Nem todos os grandes meios de comunicação globais fizeram mudanças semelhantes. A Al Jazeera, a organização de notícias financiada pelo governo do Catar, continuou a relatório na noite de terça-feira que Israel era o culpado pelo ataque. Incluía uma postagem de blog com a negação de Israel, mas acrescentou um comentário de um de seus próprios repórteres, que disse que Israel regularmente se esquivava da culpa pelos ataques que mataram civis devido ao disparo de foguetes que falharam. Na quarta-feira, a Al Jazeera continuou a informar que a explosão foi um “ataque israelense”.

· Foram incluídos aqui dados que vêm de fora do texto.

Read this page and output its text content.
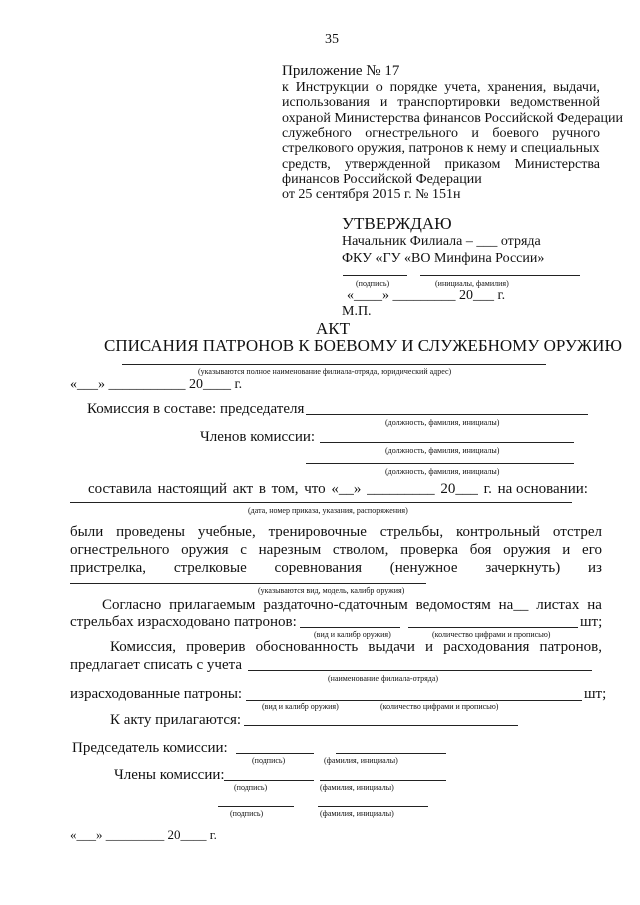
35
Приложение № 17
к Инструкции о порядке учета, хранения, выдачи,
использования и транспортировки ведомственной
охраной Министерства финансов Российской Федерации
служебного огнестрельного и боевого ручного
стрелкового оружия, патронов к нему и специальных
средств, утвержденной приказом Министерства
финансов Российской Федерации
от 25 сентября 2015 г. № 151н
УТВЕРЖДАЮ
Начальник Филиала – ___ отряда
ФКУ «ГУ «ВО Минфина России»
(подпись)	(инициалы, фамилия)
«____» _________ 20___ г.
М.П.
АКТ
СПИСАНИЯ ПАТРОНОВ К БОЕВОМУ И СЛУЖЕБНОМУ ОРУЖИЮ
(указываются полное наименование филиала-отряда, юридический адрес)
«___» ___________ 20____ г.
Комиссия в составе: председателя
(должность, фамилия, инициалы)
Членов комиссии:
(должность, фамилия, инициалы)
(должность, фамилия, инициалы)
составила настоящий акт в том, что «__» _________ 20___ г. на основании:
(дата, номер приказа, указания, распоряжения)
были проведены учебные, тренировочные стрельбы, контрольный отстрел
огнестрельного оружия с нарезным стволом, проверка боя оружия и его
пристрелка, стрелковые соревнования (ненужное зачеркнуть) из
(указываются вид, модель, калибр оружия)
Согласно прилагаемым раздаточно-сдаточным ведомостям на__ листах на
стрельбах израсходовано патронов:	шт;
(вид и калибр оружия)	(количество цифрами и прописью)
Комиссия, проверив обоснованность выдачи и расходования патронов,
предлагает списать с учета
(наименование филиала-отряда)
израсходованные патроны:	шт;
(вид и калибр оружия)	(количество цифрами и прописью)
К акту прилагаются:
Председатель комиссии:
(подпись)	(фамилия, инициалы)
Члены комиссии:
(подпись)	(фамилия, инициалы)
(подпись)	(фамилия, инициалы)
«___» _________ 20____ г.
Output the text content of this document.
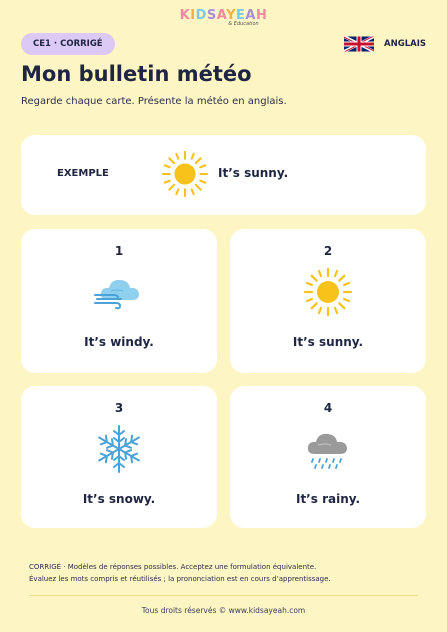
KIDSAYEAH
& Education
CE1 · CORRIGÉ	ANGLAIS
Mon bulletin météo

Regarde chaque carte. Présente la météo en anglais.

EXEMPLE	It’s sunny.
1
It’s windy.
2
It’s sunny.
3
It’s snowy.
4
It’s rainy.
CORRIGÉ · Modèles de réponses possibles. Acceptez une formulation équivalente.
Évaluez les mots compris et réutilisés ; la prononciation est en cours d’apprentissage.
Tous droits réservés © www.kidsayeah.com
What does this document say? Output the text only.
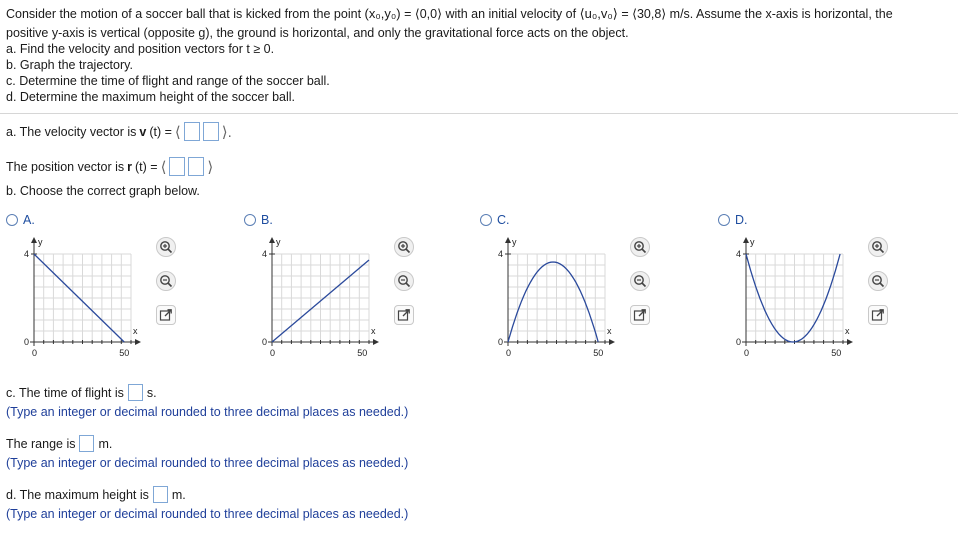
Consider the motion of a soccer ball that is kicked from the point (x₀,y₀) = ⟨0,0⟩ with an initial velocity of ⟨u₀,v₀⟩ = ⟨30,8⟩ m/s. Assume the x-axis is horizontal, the
positive y-axis is vertical (opposite g), the ground is horizontal, and only the gravitational force acts on the object.
a. Find the velocity and position vectors for t ≥ 0.
b. Graph the trajectory.
c. Determine the time of flight and range of the soccer ball.
d. Determine the maximum height of the soccer ball.
a. The velocity vector is v (t) = ⟨	⟩.
The position vector is r (t) = ⟨	⟩
b. Choose the correct graph below.
A.
y
x
4
0
0	50
B.
y
x
4
0
0	50
C.
y
x
4
0
0	50
D.
y
x
4
0
0	50
c. The time of flight is s.
(Type an integer or decimal rounded to three decimal places as needed.)
The range is m.
(Type an integer or decimal rounded to three decimal places as needed.)
d. The maximum height is m.
(Type an integer or decimal rounded to three decimal places as needed.)
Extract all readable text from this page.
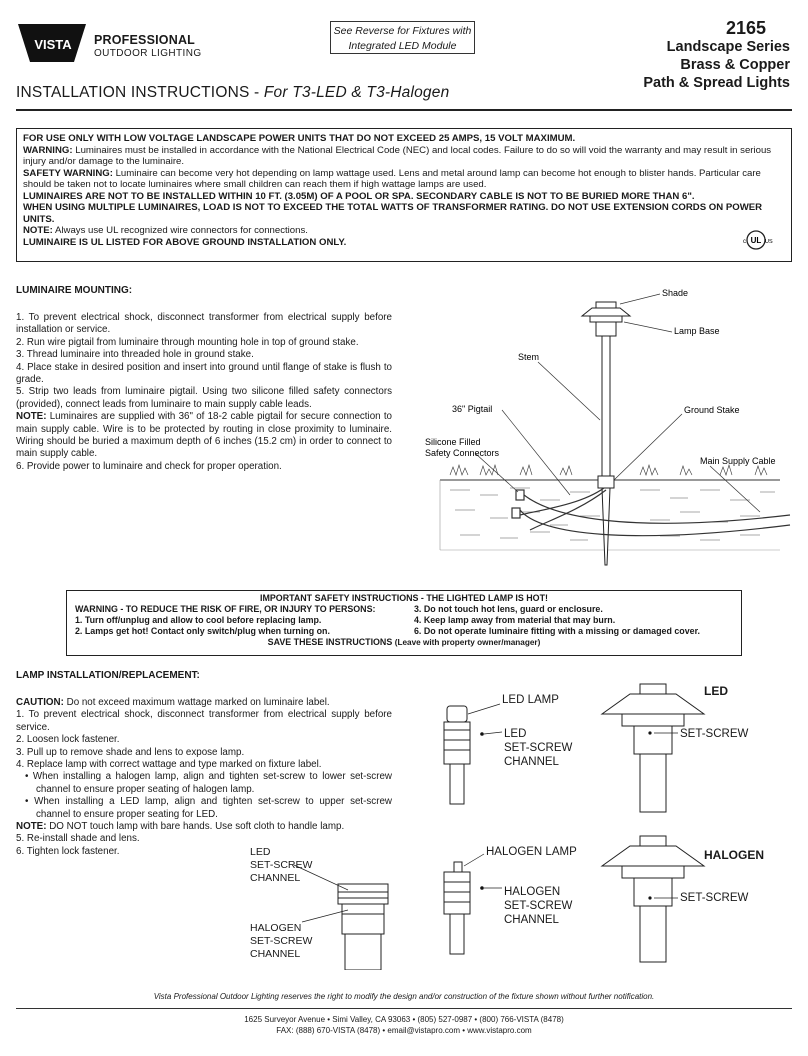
VISTA PROFESSIONAL
OUTDOOR LIGHTING
See Reverse for Fixtures with Integrated LED Module
2165
Landscape Series
Brass & Copper
Path & Spread Lights
INSTALLATION INSTRUCTIONS - For T3-LED & T3-Halogen

FOR USE ONLY WITH LOW VOLTAGE LANDSCAPE POWER UNITS THAT DO NOT EXCEED 25 AMPS, 15 VOLT MAXIMUM.

WARNING: Luminaires must be installed in accordance with the National Electrical Code (NEC) and local codes. Failure to do so will void the warranty and may result in serious injury and/or damage to the luminaire.

SAFETY WARNING: Luminaire can become very hot depending on lamp wattage used. Lens and metal around lamp can become hot enough to blister hands. Particular care should be taken not to locate luminaires where small children can reach them if high wattage lamps are used.

LUMINAIRES ARE NOT TO BE INSTALLED WITHIN 10 FT. (3.05M) OF A POOL OR SPA. SECONDARY CABLE IS NOT TO BE BURIED MORE THAN 6".

WHEN USING MULTIPLE LUMINAIRES, LOAD IS NOT TO EXCEED THE TOTAL WATTS OF TRANSFORMER RATING. DO NOT USE EXTENSION CORDS ON POWER UNITS.

NOTE: Always use UL recognized wire connectors for connections.

LUMINAIRE IS UL LISTED FOR ABOVE GROUND INSTALLATION ONLY.	c UL US
LUMINAIRE MOUNTING:

1. To prevent electrical shock, disconnect transformer from electrical supply before installation or service.

2. Run wire pigtail from luminaire through mounting hole in top of ground stake.

3. Thread luminaire into threaded hole in ground stake.

4. Place stake in desired position and insert into ground until flange of stake is flush to grade.

5. Strip two leads from luminaire pigtail. Using two silicone filled safety connectors (provided), connect leads from luminaire to main supply cable leads.

NOTE: Luminaires are supplied with 36" of 18-2 cable pigtail for secure connection to main supply cable. Wire is to be protected by routing in close proximity to luminaire. Wiring should be buried a maximum depth of 6 inches (15.2 cm) in order to connect to main supply cable.

6. Provide power to luminaire and check for proper operation.

Shade
Lamp Base
Stem
36" Pigtail	Ground Stake
Silicone Filled
Safety Connectors
Main Supply Cable
IMPORTANT SAFETY INSTRUCTIONS - THE LIGHTED LAMP IS HOT!
WARNING - TO REDUCE THE RISK OF FIRE, OR INJURY TO PERSONS:
1. Turn off/unplug and allow to cool before replacing lamp.
2. Lamps get hot! Contact only switch/plug when turning on.
3. Do not touch hot lens, guard or enclosure.
4. Keep lamp away from material that may burn.
6. Do not operate luminaire fitting with a missing or damaged cover.
SAVE THESE INSTRUCTIONS (Leave with property owner/manager)
LAMP INSTALLATION/REPLACEMENT:

CAUTION: Do not exceed maximum wattage marked on luminaire label.

1. To prevent electrical shock, disconnect transformer from electrical supply before service.

2. Loosen lock fastener.

3. Pull up to remove shade and lens to expose lamp.

4. Replace lamp with correct wattage and type marked on fixture label.

• When installing a halogen lamp, align and tighten set-screw to lower set-screw channel to ensure proper seating of halogen lamp.

• When installing a LED lamp, align and tighten set-screw to upper set-screw channel to ensure proper seating for LED.

NOTE: DO NOT touch lamp with bare hands. Use soft cloth to handle lamp.

5. Re-install shade and lens.

6. Tighten lock fastener.

LED LAMP
LED
SET-SCREW
CHANNEL
SET-SCREW
HALOGEN LAMP
HALOGEN
SET-SCREW
CHANNEL
SET-SCREW
LED
SET-SCREW
CHANNEL
HALOGEN
SET-SCREW
CHANNEL
LED
HALOGEN
Vista Professional Outdoor Lighting reserves the right to modify the design and/or construction of the fixture shown without further notification.
1625 Surveyor Avenue • Simi Valley, CA 93063 • (805) 527-0987 • (800) 766-VISTA (8478)
FAX: (888) 670-VISTA (8478) • email@vistapro.com • www.vistapro.com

A BBC e a Al Jazeera não responderam imediatamente a um pedido de comentários. Um porta-voz do Times disse: “Relatamos o que sabemos à medida que aprendemos”.
“Aplicamos rigor e cuidado ao que publicamos, citando fontes explicitamente e observando quando uma notícia é de última hora e tem probabilidade de ser atualizada”, disse ele.
Bill Grueskin, professor da Escola de Pós-Graduação em Jornalismo da Universidade de Columbia, disse que as organizações de mídia devem ser “excepcionalmente cuidadosas” ao lidar com notícias sobre o conflito Israel-Hamas, e devem ser transparentes sobre onde estão obtendo suas informações, “especialmente quando é de canais oficiais que têm interesses em promulgar um ponto de vista particular”.
Carroll repetiu esse sentimento e disse que as organizações noticiosas deveriam abster-se de tentar preencher lacunas de conhecimento com especulação.
“Há muita desconfiança de todos os lados e em todas as direções”, disse Carroll. “É incrivelmente difícil seguir essa linha, é praticamente impossível apresentar uma notícia em qualquer formato que seja acreditado por todas as partes.”